Wyssal drehte sich um und sah, dass Seraphina ebenfalls mit einem der großen Insekten kämpfte. Seraphina lag am Boden und war in Bedrängnis. Wyssal rannte zu ihr und versuchte die Aufmerksamkeit der Kreatur auf sich zu lenken. Die Kreatur wandte sich schwerfällig von Seraphina ab und stampfte auf Wyssal zu, sodass die Bodenbretter nur so knackten. Seraphina sprang auf, nahm ihre Sense in die Hand und schnitt mit einem gekonnten Hieb den Sack am Hinterleib auf und die grüne Flüssigkeit ergoss sich über den Boden. Ein drittes Insekt krachte von unten durch den Holzboden. Wyssal warf einen Blick zu Fia und sah sie in Bedrängnis. Zu der großen Kreatur waren noch 2 weitere kleine Insekten gekommen. Sie rief Seraphina zu: “Hilf du Fia, ich kümmer mich um dieses hier!” Seraphina nickte und rannte über den Platz zu Fia, um ihr zur Seite zu stehen. Ihre Sense schnitt durch Chitin und Haut und die kleineren Insekten gingen unter lautem Kreischen zu Boden.
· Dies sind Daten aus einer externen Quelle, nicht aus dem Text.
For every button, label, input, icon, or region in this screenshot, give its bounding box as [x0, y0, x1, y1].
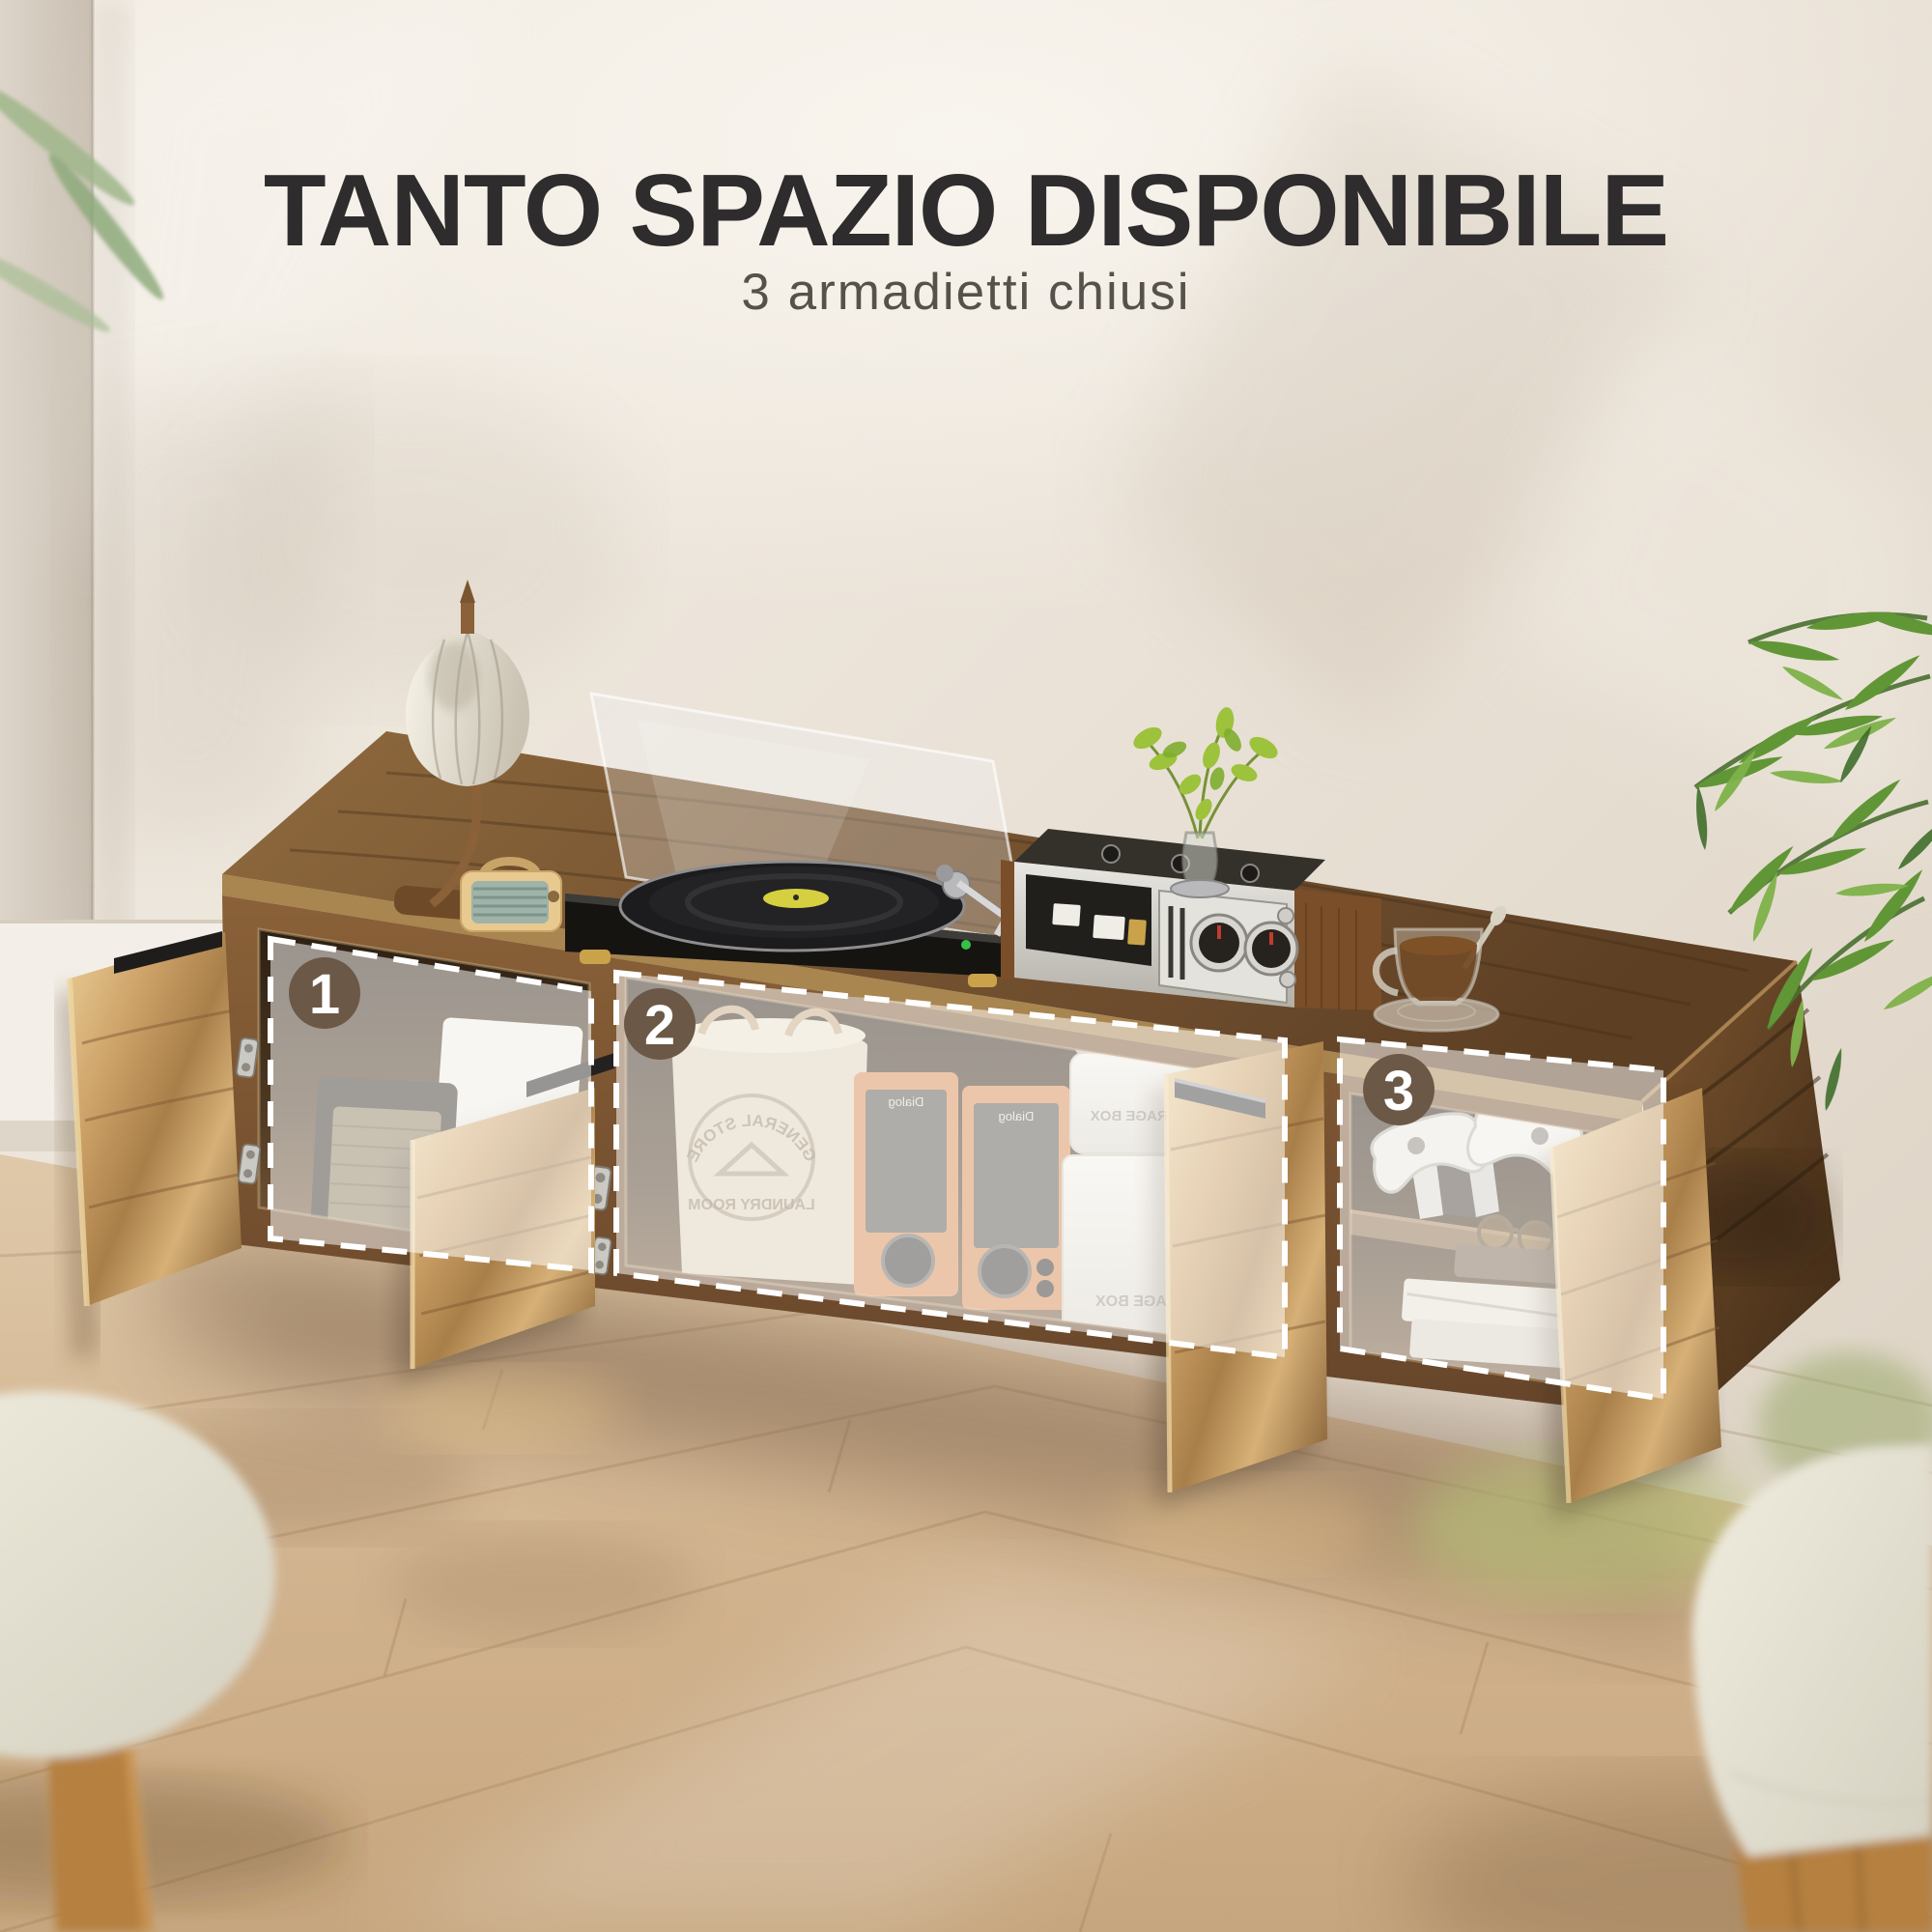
receiver-dial-right [1245, 923, 1297, 975]
badge-2: 2 [624, 988, 696, 1060]
under-glow-2 [1111, 1480, 1381, 1569]
badge-1-number: 1 [309, 963, 340, 1026]
badge-1: 1 [289, 957, 360, 1029]
receiver-dial-left [1191, 915, 1247, 971]
badge-2-number: 2 [644, 994, 675, 1057]
glass-vase [1183, 833, 1217, 885]
retro-mini-radio [461, 862, 561, 932]
under-glow-1 [382, 1370, 623, 1447]
product-marketing-image: GENERAL STORE LAUNDRY ROOM Dialog [0, 0, 1932, 1932]
badge-3: 3 [1363, 1054, 1435, 1125]
badge-3-number: 3 [1383, 1060, 1414, 1122]
headline: TANTO SPAZIO DISPONIBILE [0, 153, 1932, 270]
subheadline: 3 armadietti chiusi [0, 263, 1932, 322]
Fias Schwert traf die Bauchplatte der großen Kreatur, die sich direkt vor ihr aufgebäumt hatte. Das Monstrum kippte nach hinten und Fia sprang auf, um mit einem Stoß den Panzer am Bauch zu durchdringen und das Schwert in der Wunde zu drehen, was das riesige Insekt veranlasste, sich wild zu schütteln. Fia versuchte, sich auf der Kreatur zu halten, aber sie konnte der schieren Kraft des Monsters nicht widerstehen, flog seitwärts vom Bauch herunter, verlor den Griff des Schwertes und dieses sauste durch die Luft. Es blieb in einer Hauswand stecken. Als sich die große Kreatur wieder aufrichten wollte, nutzte Seraphina die Gelegenheit und bohrte ihre Sense in den Nacken des Monstrums. Es schrie laut auf und erschlaffte schließlich.
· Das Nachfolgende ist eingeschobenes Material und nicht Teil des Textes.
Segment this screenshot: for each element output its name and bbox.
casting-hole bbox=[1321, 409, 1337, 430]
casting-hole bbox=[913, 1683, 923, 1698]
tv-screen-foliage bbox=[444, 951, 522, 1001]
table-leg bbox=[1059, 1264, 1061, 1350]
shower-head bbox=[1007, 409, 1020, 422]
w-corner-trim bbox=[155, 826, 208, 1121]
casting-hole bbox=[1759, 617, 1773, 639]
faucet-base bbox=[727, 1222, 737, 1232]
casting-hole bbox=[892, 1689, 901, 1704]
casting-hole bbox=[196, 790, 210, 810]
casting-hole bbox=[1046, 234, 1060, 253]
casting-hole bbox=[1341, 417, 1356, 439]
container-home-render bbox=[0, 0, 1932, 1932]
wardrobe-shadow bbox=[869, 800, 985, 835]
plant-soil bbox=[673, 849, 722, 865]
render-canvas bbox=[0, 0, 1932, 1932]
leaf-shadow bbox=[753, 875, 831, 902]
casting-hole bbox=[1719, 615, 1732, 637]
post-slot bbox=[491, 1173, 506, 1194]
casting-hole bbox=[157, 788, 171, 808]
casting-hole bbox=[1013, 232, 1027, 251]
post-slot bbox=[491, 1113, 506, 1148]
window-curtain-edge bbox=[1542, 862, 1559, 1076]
Fia lief zu ihrem Schwert und kletterte auf einen Stapel Fässer, um es sich wiederzuholen.
Wyssal geriet währenddessen weiter in Bedrängnis. Neben Seraphina krachte ein weiteres großes Insekt durch den Boden und machte sich auf den Weg zum Brunnen in der Mitte des Platzes. Es legte den schweren Sack am Hinterleib auf die Brunnenmauer und fing an, grüne Flüssigkeit in den Brunnen des Dorfes zu pumpen.
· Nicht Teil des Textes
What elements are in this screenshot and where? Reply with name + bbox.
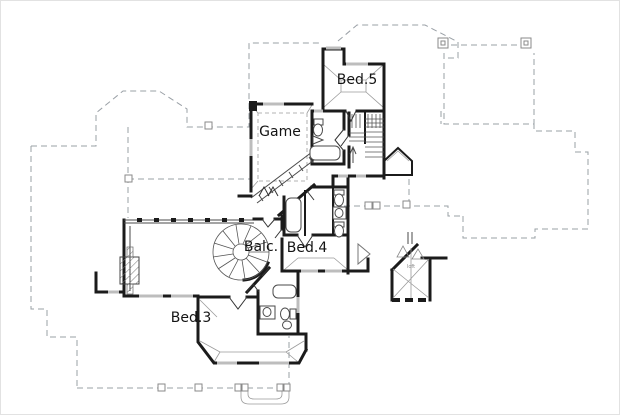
toilet-icon	[334, 190, 344, 206]
floor-plan-canvas: Bed.5 Game Balc. Bed.4 Bed.3 loft	[1, 1, 620, 415]
sink-counter-icon	[260, 306, 275, 319]
gallery-bridge	[251, 152, 318, 203]
loft-tower	[392, 232, 446, 300]
toilet-icon	[334, 222, 344, 237]
stair-direction-arrow	[350, 147, 356, 163]
toilet-icon	[314, 119, 324, 136]
room-label-loft: loft	[407, 264, 415, 270]
bathtub-icon	[286, 198, 301, 232]
sink-counter-icon	[333, 207, 346, 219]
bathtub-icon	[310, 146, 340, 160]
sink-icon	[283, 321, 292, 329]
main-staircase	[349, 114, 384, 163]
room-label-bed3: Bed.3	[171, 310, 211, 326]
sink-icon	[313, 136, 323, 144]
room-label-bed5: Bed.5	[337, 72, 377, 88]
room-label-bed4: Bed.4	[287, 240, 328, 256]
floor-plan-page: Bed.5 Game Balc. Bed.4 Bed.3 loft	[0, 0, 620, 415]
bathtub-icon	[273, 285, 296, 298]
room-label-game: Game	[259, 124, 301, 140]
room-label-balc: Balc.	[244, 239, 278, 255]
lower-floor-outline	[31, 25, 588, 404]
porch-posts	[125, 38, 531, 391]
toilet-icon	[281, 308, 297, 320]
windows	[108, 48, 368, 363]
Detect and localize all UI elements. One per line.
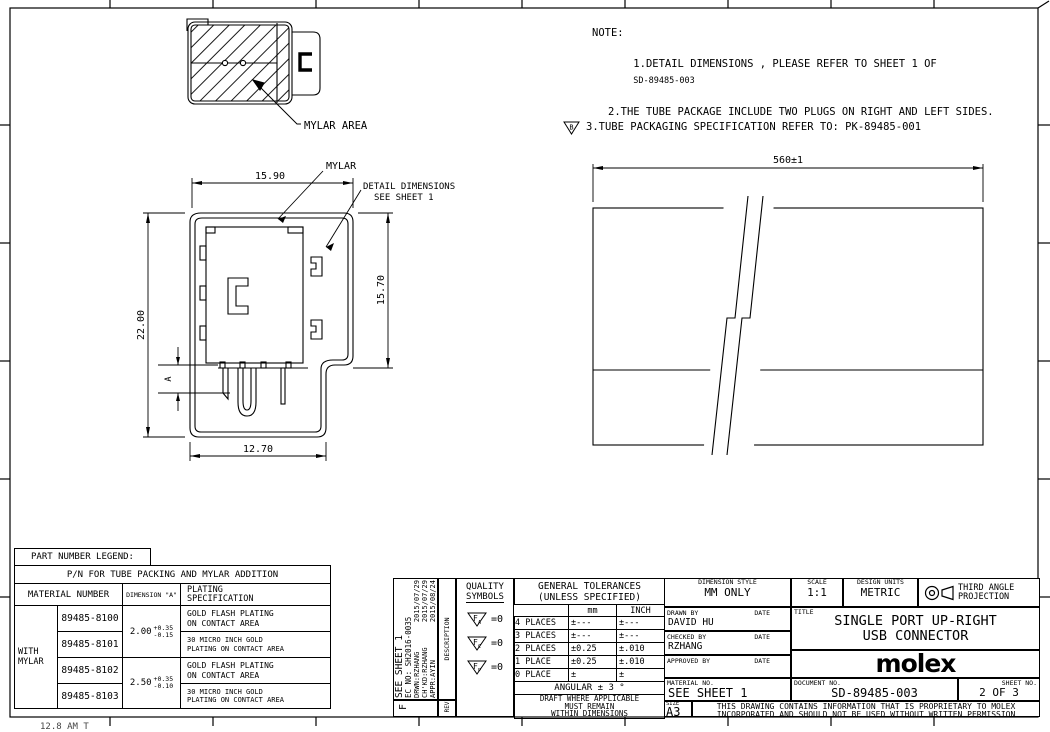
dimension-style-cell: DIMENSION STYLE MM ONLY xyxy=(664,578,791,607)
size-cell: SIZE A3 xyxy=(664,701,692,717)
document-no-value: SD-89485-003 xyxy=(792,687,957,699)
legend-plating-2: GOLD FLASH PLATING ON CONTACT AREA xyxy=(181,658,331,684)
design-units-cell: DESIGN UNITS METRIC xyxy=(843,578,918,607)
design-units-value: METRIC xyxy=(844,586,917,599)
plug-body xyxy=(292,32,320,95)
note-line-2: 2.THE TUBE PACKAGE INCLUDE TWO PLUGS ON … xyxy=(560,105,1038,121)
date-label: DATE xyxy=(754,633,770,641)
size-value: A3 xyxy=(665,707,691,717)
quality-symbols-box: QUALITY SYMBOLS F A =0 F C =0 F P =0 xyxy=(456,578,514,717)
scale-cell: SCALE 1:1 xyxy=(791,578,843,607)
legend-col-plating: PLATING SPECIFICATION xyxy=(181,584,331,606)
legend-part-2: 89485-8102 xyxy=(58,658,123,684)
drawing-title: SINGLE PORT UP-RIGHT USB CONNECTOR xyxy=(792,614,1039,644)
tolerance-col-mm: mm xyxy=(569,605,617,617)
legend-title-box: PART NUMBER LEGEND: xyxy=(14,548,151,566)
date-label: DATE xyxy=(754,657,770,665)
legend-dim-0: 2.00 +0.35-0.15 xyxy=(123,606,181,658)
dimension-style-label: DIMENSION STYLE xyxy=(665,579,790,586)
svg-text:B: B xyxy=(569,123,573,131)
mylar-leader-label: MYLAR xyxy=(326,161,357,172)
revision-desc-label: DESCRIPTION xyxy=(439,580,455,698)
pin-straight xyxy=(281,368,285,404)
revision-value: F xyxy=(397,700,437,714)
plug-c-slot xyxy=(300,54,312,70)
material-no-value: SEE SHEET 1 xyxy=(665,687,790,699)
tol-row-label: 4 PLACES xyxy=(515,617,569,630)
frame-ticks-right xyxy=(1038,125,1050,597)
dimension-style-value: MM ONLY xyxy=(665,586,790,599)
legend-part-0: 89485-8100 xyxy=(58,606,123,632)
revision-rev-label: REV xyxy=(440,700,455,714)
legend-subtitle: P/N FOR TUBE PACKING AND MYLAR ADDITION xyxy=(15,566,331,584)
projection-label: THIRD ANGLE PROJECTION xyxy=(958,584,1014,602)
tolerance-angular: ANGULAR ± 3 ° xyxy=(515,682,665,695)
molex-logo: molex xyxy=(876,649,956,678)
drawn-by-value: DAVID HU xyxy=(665,617,790,628)
mylar-area-view: MYLAR AREA xyxy=(175,10,390,140)
legend-col-material: MATERIAL NUMBER xyxy=(15,584,123,606)
notes-heading: NOTE: xyxy=(560,26,1038,42)
note-line-1-doc: SD-89485-003 xyxy=(633,76,694,86)
rev-ec-no: EC NO: SH2016-0035 xyxy=(405,580,413,698)
tube-view: 560±1 xyxy=(585,150,1000,465)
quality-symbol-row: F P =0 xyxy=(457,660,513,675)
tolerance-title: GENERAL TOLERANCES (UNLESS SPECIFIED) xyxy=(515,579,665,605)
break-mask xyxy=(703,190,775,458)
scale-label: SCALE xyxy=(792,579,842,586)
legend-dim-1: 2.50 +0.35-0.10 xyxy=(123,658,181,709)
legend-part-1: 89485-8101 xyxy=(58,632,123,658)
revision-flag-icon: B xyxy=(563,121,580,135)
projection-cell: THIRD ANGLE PROJECTION xyxy=(918,578,1040,607)
frame-ticks-top xyxy=(110,0,934,8)
date-label: DATE xyxy=(754,609,770,617)
mylar-area-label: MYLAR AREA xyxy=(304,120,368,132)
dim-top-label: 15.90 xyxy=(255,171,285,182)
quality-symbol-row: F C =0 xyxy=(457,636,513,651)
material-no-cell: MATERIAL NO. SEE SHEET 1 xyxy=(664,678,791,701)
quality-symbol-row: F A =0 xyxy=(457,612,513,627)
tube-length-dim: 560±1 xyxy=(773,155,803,166)
scale-value: 1:1 xyxy=(792,586,842,599)
legend-title: PART NUMBER LEGEND: xyxy=(31,552,134,562)
approved-by-cell: APPROVED BYDATE xyxy=(664,655,791,678)
tolerance-col-inch: INCH xyxy=(617,605,665,617)
legend-group: WITH MYLAR xyxy=(15,606,58,709)
pin-tapered xyxy=(223,368,228,399)
front-view: 15.90 22.00 15.70 12.70 A MYLAR DETAIL D… xyxy=(130,150,480,475)
outline-inner xyxy=(195,218,348,432)
dim-bottom-label: 12.70 xyxy=(243,444,273,455)
dim-a-label: A xyxy=(164,376,174,381)
third-angle-projection-icon xyxy=(923,583,955,603)
rev-drwn: DRWN:RZHANG2015/07/29 xyxy=(413,580,421,698)
shell xyxy=(206,227,303,363)
rev-chkd: CH'KD:RZHANG2015/07/29 xyxy=(421,580,429,698)
revision-rotated-content: SEE SHEET 1 EC NO: SH2016-0035 DRWN:RZHA… xyxy=(395,580,437,698)
disclaimer-line-2: INCORPORATED AND SHOULD NOT BE USED WITH… xyxy=(693,711,1039,719)
dim-right-label: 15.70 xyxy=(376,275,387,305)
tube-dim-lines xyxy=(593,164,983,202)
checked-by-value: RZHANG xyxy=(665,641,790,652)
logo-cell: molex xyxy=(791,650,1040,678)
dim-left-label: 22.00 xyxy=(136,310,147,340)
quality-title-1: QUALITY xyxy=(457,582,513,592)
legend-table: P/N FOR TUBE PACKING AND MYLAR ADDITION … xyxy=(14,565,331,709)
tol-row-label: 3 PLACES xyxy=(515,630,569,643)
footer-fragment: 12.8 AM T xyxy=(40,722,89,732)
quality-triangle-icon: F C xyxy=(467,636,489,651)
tol-row-label: 1 PLACE xyxy=(515,656,569,669)
svg-text:P: P xyxy=(478,668,481,674)
quality-triangle-icon: F A xyxy=(467,612,489,627)
engineering-drawing-sheet: { "accent_color": "#000000", "notes": { … xyxy=(0,0,1050,732)
approved-by-label: APPROVED BY xyxy=(667,657,710,665)
detail-label-2: SEE SHEET 1 xyxy=(374,193,434,203)
tol-row-label: 0 PLACE xyxy=(515,669,569,682)
drawn-by-cell: DRAWN BYDATE DAVID HU xyxy=(664,607,791,631)
document-no-cell: DOCUMENT NO. SD-89485-003 xyxy=(791,678,958,701)
legend-plating-3: 30 MICRO INCH GOLD PLATING ON CONTACT AR… xyxy=(181,684,331,709)
legend-part-3: 89485-8103 xyxy=(58,684,123,709)
sheet-no-cell: SHEET NO. 2 OF 3 xyxy=(958,678,1040,701)
center-channel xyxy=(228,278,248,314)
legend-plating-0: GOLD FLASH PLATING ON CONTACT AREA xyxy=(181,606,331,632)
frame-ticks-left xyxy=(0,125,10,597)
tolerance-draft-note: DRAFT WHERE APPLICABLE MUST REMAIN WITHI… xyxy=(515,695,665,719)
design-units-label: DESIGN UNITS xyxy=(844,579,917,586)
legend-plating-1: 30 MICRO INCH GOLD PLATING ON CONTACT AR… xyxy=(181,632,331,658)
notes-block: NOTE: 1.DETAIL DIMENSIONS , PLEASE REFER… xyxy=(560,26,1038,136)
legend-col-dimension: DIMENSION "A" xyxy=(123,584,181,606)
pin-u xyxy=(238,368,256,416)
tol-row-label: 2 PLACES xyxy=(515,643,569,656)
note-line-1: 1.DETAIL DIMENSIONS , PLEASE REFER TO SH… xyxy=(560,42,1038,105)
checked-by-cell: CHECKED BYDATE RZHANG xyxy=(664,631,791,655)
quality-triangle-icon: F P xyxy=(467,660,489,675)
note-line-3: B 3.TUBE PACKAGING SPECIFICATION REFER T… xyxy=(560,120,1038,136)
sheet-no-value: 2 OF 3 xyxy=(959,687,1039,698)
dimension-lines xyxy=(143,178,393,461)
svg-text:A: A xyxy=(478,620,481,626)
tube-outline xyxy=(593,208,983,445)
drawn-by-label: DRAWN BY xyxy=(667,609,698,617)
svg-text:C: C xyxy=(478,644,481,650)
disclaimer-cell: THIS DRAWING CONTAINS INFORMATION THAT I… xyxy=(692,701,1040,717)
rev-appr: APPR:AYIN2015/08/24 xyxy=(429,580,437,698)
tolerance-table: GENERAL TOLERANCES (UNLESS SPECIFIED) mm… xyxy=(514,578,665,719)
checked-by-label: CHECKED BY xyxy=(667,633,706,641)
detail-label-1: DETAIL DIMENSIONS xyxy=(363,182,455,192)
quality-title-2: SYMBOLS xyxy=(466,592,504,603)
title-cell: TITLE SINGLE PORT UP-RIGHT USB CONNECTOR xyxy=(791,607,1040,650)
Seraphina blickte auf Wyssal, die unter dem schweren Monster begraben versuchte, die scharfen Mandibeln von sich abzuwenden. Sie musste sich entscheiden. Das Leben ihrer Gefährtin Wyssal oder das Leben des gesamten Dorfes.
Sie festigte den Griff an ihrer Sense und rannte los. Im Lauf sprang sie in die Luft, klammerte ihre Sense noch fester und schwang sie durch die Haut des Insektes. Grünes Blut umfloss sie, als sie geschickt wieder auf dem Holzboden landete. Sie richtete sich schnell auf und Tränen flossen ihr in die Augen, als sie sah, wie sich die scharfen Mundwerkzeuge des Insektes in Wyssals Bauch bohrten und sie vor Schmerz aufschrie. “Vergebt mir.”, flüsterte sie in sich hinein, als sie sah, wie Wyssal ihr Leben aushauchte. Fia konnte nicht schnell genug bei ihr sein. Mit einem wütenden Schrei schwang sie ihr Schwert im Lauf gegen das Monstrum, das sich über Wyssal hermachte. Mit der durch Wut verliehenen Kraft schnitt das Schwert sogar durch das Chitin am Kopf und ließ das Monstrum erschlaffen, das Wyssal dann unter sich begrub.
Außer Atem und fassungslos standen beide vor der Leiche des Insekts. Langsam nur lockerte sich der Griff der beiden an ihren Waffen und sie ließen sie sinken. Sie blickten sich an, beide den Tränen nah. Dann sah Fia zum Brunnen und sagte zu ihrer Gefährtin: “Es ist besser so.”

Nachdem sie sich von Wyssal verabschiedet hatten, empfingen die Dorfbewohner sie und bedankten sich für diese Heldentat, indem sie ihnen ein Amulett schenkten. Das Amulett der Desna zeigt den Spielern auch unterirdisch die Himmelsrichtungen und ihren genauen Standort an. Geistesabwesend und in Gedanken bei Wyssal nahmen sie die Belohnungen und Huldigungen entgegen. Zurück im Gasthaus zogen sich beide in ihre Zimmer zurück, um über das Geschehene nachzudenken und um ihre gefallene Gefährtin Wyssal zu trauern.